About 30 percent of nursery schools surveyed said they sometimes gave the wrong types of food to children with food allergies in fiscal 2015, a government survey said Tuesday, highlighting the need to increase staff to prevent such incidents.

The health ministry survey found that at 4,138 facilities, either incorrect food was served, or children consumed food served to others that was not appropriate for themselves. Of those facilities, 1,589 of them saw children develop allergic reactions after the incidents.

The survey covered roughly 33,000 day care centers nationwide.

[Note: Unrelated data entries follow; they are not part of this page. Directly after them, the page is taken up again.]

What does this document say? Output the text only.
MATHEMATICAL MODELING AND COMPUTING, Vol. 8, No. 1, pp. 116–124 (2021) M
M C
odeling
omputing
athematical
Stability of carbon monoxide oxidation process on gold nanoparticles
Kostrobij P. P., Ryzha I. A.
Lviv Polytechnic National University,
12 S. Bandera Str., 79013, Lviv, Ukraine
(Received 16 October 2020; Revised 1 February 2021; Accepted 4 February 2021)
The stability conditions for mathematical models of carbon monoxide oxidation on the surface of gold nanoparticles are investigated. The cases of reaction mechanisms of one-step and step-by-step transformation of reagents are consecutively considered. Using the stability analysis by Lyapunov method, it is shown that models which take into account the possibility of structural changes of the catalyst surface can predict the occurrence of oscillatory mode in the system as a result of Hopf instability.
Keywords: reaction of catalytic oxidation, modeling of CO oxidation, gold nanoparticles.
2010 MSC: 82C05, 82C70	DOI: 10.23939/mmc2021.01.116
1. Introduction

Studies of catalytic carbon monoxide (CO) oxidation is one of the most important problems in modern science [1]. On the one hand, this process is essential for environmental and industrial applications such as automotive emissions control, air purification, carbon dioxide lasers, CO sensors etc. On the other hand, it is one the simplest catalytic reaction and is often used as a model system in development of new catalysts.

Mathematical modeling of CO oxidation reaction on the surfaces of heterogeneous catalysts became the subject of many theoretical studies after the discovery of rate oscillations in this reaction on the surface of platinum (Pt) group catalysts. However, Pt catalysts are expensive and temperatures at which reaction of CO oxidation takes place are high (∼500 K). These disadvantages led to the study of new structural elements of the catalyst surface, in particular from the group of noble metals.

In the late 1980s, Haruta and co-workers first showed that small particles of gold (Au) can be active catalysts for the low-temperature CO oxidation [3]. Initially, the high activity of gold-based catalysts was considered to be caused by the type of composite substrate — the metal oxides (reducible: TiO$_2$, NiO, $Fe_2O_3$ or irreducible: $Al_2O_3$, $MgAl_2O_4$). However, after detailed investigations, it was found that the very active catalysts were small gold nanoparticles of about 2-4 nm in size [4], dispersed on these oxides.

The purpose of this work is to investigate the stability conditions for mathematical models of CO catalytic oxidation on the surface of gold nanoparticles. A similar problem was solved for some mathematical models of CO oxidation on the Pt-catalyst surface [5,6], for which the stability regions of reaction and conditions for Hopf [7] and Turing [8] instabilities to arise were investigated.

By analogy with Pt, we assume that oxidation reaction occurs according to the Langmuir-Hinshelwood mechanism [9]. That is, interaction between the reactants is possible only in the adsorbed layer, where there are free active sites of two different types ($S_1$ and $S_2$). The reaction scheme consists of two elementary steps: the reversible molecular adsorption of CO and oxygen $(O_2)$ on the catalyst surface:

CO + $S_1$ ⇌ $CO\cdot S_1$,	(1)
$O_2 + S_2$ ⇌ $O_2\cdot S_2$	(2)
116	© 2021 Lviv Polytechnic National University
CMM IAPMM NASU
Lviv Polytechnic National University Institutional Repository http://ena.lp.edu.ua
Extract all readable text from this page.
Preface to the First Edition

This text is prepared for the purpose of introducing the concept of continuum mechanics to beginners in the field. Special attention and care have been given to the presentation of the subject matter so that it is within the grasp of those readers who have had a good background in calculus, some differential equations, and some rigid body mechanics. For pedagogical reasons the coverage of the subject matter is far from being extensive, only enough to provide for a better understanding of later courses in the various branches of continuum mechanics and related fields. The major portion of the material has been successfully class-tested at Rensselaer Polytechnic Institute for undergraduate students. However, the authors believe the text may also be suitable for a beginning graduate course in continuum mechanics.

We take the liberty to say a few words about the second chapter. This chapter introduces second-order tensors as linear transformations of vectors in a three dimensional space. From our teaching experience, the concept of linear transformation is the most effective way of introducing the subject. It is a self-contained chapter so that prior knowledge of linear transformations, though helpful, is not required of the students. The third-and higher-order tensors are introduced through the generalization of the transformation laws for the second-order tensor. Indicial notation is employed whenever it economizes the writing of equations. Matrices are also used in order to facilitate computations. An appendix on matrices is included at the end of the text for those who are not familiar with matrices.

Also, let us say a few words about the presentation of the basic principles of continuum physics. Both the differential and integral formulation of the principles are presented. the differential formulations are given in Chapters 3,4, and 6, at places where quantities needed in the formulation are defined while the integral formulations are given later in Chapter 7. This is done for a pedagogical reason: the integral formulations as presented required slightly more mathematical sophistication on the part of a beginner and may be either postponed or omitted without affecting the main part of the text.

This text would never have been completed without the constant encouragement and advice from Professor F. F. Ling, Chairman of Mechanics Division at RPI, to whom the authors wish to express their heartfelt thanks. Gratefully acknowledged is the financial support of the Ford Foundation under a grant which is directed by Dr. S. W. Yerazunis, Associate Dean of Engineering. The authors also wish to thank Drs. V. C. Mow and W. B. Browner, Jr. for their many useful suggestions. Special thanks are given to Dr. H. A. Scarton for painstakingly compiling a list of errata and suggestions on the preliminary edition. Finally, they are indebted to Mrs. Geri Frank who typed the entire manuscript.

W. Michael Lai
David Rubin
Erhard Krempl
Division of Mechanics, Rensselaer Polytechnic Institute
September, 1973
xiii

The preliminary results were based on some 14,000 who had responded by early March, the Health, Labor and Welfare Ministry said.

Joji Yoshizawa, a pediatric surgeon at Jikei University who was in charge of the survey, said food allergies are more common among younger children and require staff to monitor them so they do not eat certain items meant for others.

A total of 654 day care centers said they had experienced children coming down severe allergic reactions, or anaphylaxis, with 31 saying they could not respond to the situation fast enough.

In some cases, children were found to experience food allergies for the first time.

A total of 1,737 children who were previously found to have no allergies at all developed them at the centers, while 385 other children who already had allergies developed additional ones after eating new foods.

Of some 51,000 children with food allergies covered by the survey, about 4,000, or 8 percent, experienced allergic reactions at day care centers.

While the percentage of children with food allergies stood at 4.1 percent in the survey, the figures varied by age.

It said 7.2 percent of 1-year-olds and 6.5 percent of those under 1 had allergies, while comparable figures were sharply lower among 6-year-olds, at 0.9 percent, and 5-year-olds, at 2.3 percent.